Another objective of this research was assessing the impact of fear appeals upon interpretation bias. The COVID-19 pandemic has resulted in increased levels of anxiety, and interpretation bias was a plausible mechanism through which the threatening information could increase anxiety. In the first pilot study, we found a greater health-threat interpretation bias in the threatening group compared to the reassuring group. However, we were unable to replicate this finding and although interpretation bias did change in study 1, it was not associated with threat or adherence. It is possible that the context of our study affected the results. The first pilot study was undertaken during the middle of May, when there was more uncertainty about COVID, and restrictions were currently in place. In comparison, the following studies were conducted in November and July—when restrictions in Australia were more relaxed. This easing of restrictions, following months of low levels of community transmission, may have instilled a sense of normalcy amongst participants. In these less concerning times, the threatening information may have been less likely to impact how individuals interpreted ambiguous information. Similarly, by July and November, participants would have been exposed to more information about COVID, with which the current messages had to compete. Consistent with these explanations, the threat manipulation constituted a large effect size in the first study, whilst it only generated smaller effects in the later studies. It seems likely that a more robust threat manipulation may be needed to induce interpretation biases.

Limitations

There were some limitations that should be borne in mind when interpreting the results. Firstly, as Australia did not experience high levels of community transmission of COVID-19 in 2020, these findings may not generalise to more affected countries. Secondly, the generalisability of our findings in study 3 was limited by the female-only sample and the difficulties we faced recruiting a gender diverse sample of participants through social media. It is unclear why we had these difficulties; however, previous research has suggested that females are more willing to participate in research [65, 66]

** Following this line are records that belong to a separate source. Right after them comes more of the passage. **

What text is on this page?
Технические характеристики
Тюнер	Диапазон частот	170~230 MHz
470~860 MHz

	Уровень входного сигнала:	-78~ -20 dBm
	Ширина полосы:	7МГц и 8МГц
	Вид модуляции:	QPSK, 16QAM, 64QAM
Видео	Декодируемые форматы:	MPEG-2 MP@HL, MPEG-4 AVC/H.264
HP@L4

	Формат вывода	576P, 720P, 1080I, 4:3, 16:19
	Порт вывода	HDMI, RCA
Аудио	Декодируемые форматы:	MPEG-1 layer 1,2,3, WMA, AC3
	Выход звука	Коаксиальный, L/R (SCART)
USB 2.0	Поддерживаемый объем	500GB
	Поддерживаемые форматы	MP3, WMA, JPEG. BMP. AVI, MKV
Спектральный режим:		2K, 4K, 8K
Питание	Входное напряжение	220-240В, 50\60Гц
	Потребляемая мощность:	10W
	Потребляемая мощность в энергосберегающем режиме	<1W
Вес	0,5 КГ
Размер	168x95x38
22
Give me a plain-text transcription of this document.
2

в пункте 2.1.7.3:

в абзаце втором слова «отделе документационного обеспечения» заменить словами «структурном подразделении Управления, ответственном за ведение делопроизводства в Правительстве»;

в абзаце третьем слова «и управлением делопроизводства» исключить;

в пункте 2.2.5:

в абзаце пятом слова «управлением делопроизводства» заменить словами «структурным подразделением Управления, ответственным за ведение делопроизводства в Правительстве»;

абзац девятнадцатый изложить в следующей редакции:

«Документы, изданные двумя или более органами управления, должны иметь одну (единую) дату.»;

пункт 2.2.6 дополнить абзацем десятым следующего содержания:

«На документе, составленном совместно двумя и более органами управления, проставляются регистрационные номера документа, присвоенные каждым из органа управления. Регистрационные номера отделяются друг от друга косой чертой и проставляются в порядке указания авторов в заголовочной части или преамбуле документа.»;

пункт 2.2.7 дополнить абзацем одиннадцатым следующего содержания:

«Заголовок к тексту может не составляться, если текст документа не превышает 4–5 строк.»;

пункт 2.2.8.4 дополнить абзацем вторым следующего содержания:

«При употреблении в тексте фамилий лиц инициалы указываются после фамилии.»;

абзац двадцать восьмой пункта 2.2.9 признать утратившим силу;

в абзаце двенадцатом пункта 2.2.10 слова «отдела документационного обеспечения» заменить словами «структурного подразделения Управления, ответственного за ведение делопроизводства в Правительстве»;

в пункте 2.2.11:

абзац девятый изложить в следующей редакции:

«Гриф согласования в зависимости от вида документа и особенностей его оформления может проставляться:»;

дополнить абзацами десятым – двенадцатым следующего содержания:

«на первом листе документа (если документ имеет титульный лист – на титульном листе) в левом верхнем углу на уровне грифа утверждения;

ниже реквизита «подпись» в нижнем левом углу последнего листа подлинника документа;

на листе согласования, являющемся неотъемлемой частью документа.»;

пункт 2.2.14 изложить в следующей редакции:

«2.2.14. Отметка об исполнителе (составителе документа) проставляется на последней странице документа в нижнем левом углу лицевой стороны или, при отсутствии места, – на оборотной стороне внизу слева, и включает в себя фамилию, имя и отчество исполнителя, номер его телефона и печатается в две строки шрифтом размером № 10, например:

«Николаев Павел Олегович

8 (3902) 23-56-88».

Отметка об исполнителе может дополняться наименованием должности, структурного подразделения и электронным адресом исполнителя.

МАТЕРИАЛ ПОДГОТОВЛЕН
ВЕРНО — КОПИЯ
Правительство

We also want to acknowledge that our article manipulations may have been limited in their influence as they were competing with considerable COVID-related media at the time. Whilst this may have limited the impact of our manipulation, participants in all three studies reported feeling more threatened by COVID after reading the threatening article, suggesting that if threat was sufficient to change intentions, we should have seen an impact. In addition to this, in our second pilot study, those who read the threatening COVID article also were able to correctly recognise a greater proportion of COVID-related facts, relative to those who read a control article. Thus, even though there was an oversaturation of competing messages about COVID-19, our articles did contain new information and led people to feel more concerned and threatened by COVID.

Lastly, although using intentions as a proxy for behaviours is common, intentions are not an infallible predictor of behaviour [67]. Hence, we cannot conclude that the intentions expressed by participants were acted on. However, we should note that adherence to mitigation measures at baseline correlated highly with intentions in all studies (r ≥ 0.74). Nevertheless, to confirm this, future research should implement follow-up measures of behaviours.

Implications

Although our articles did not affect intentions, they were successful in manipulating COVID-related threat and self-efficacy. Crucially, if a single article—amongst the media consumed daily—affects these appraisals, then it is worthwhile considering what the cumulative impact of exposure to alarmist articles may have over time. Whilst future research is needed to determine the impact of repeated threatening articles, our results suggest that more reassuring, yet still informative health messages, do not compromise intentions to adhere to mitigation measures and result in fewer COVID-related concerns. Although we cannot be sure that these intentions would translate into sustained adherence in the real world, it is clear that there is a difficult balance which must be struck between providing informative news and causing unnecessary fear.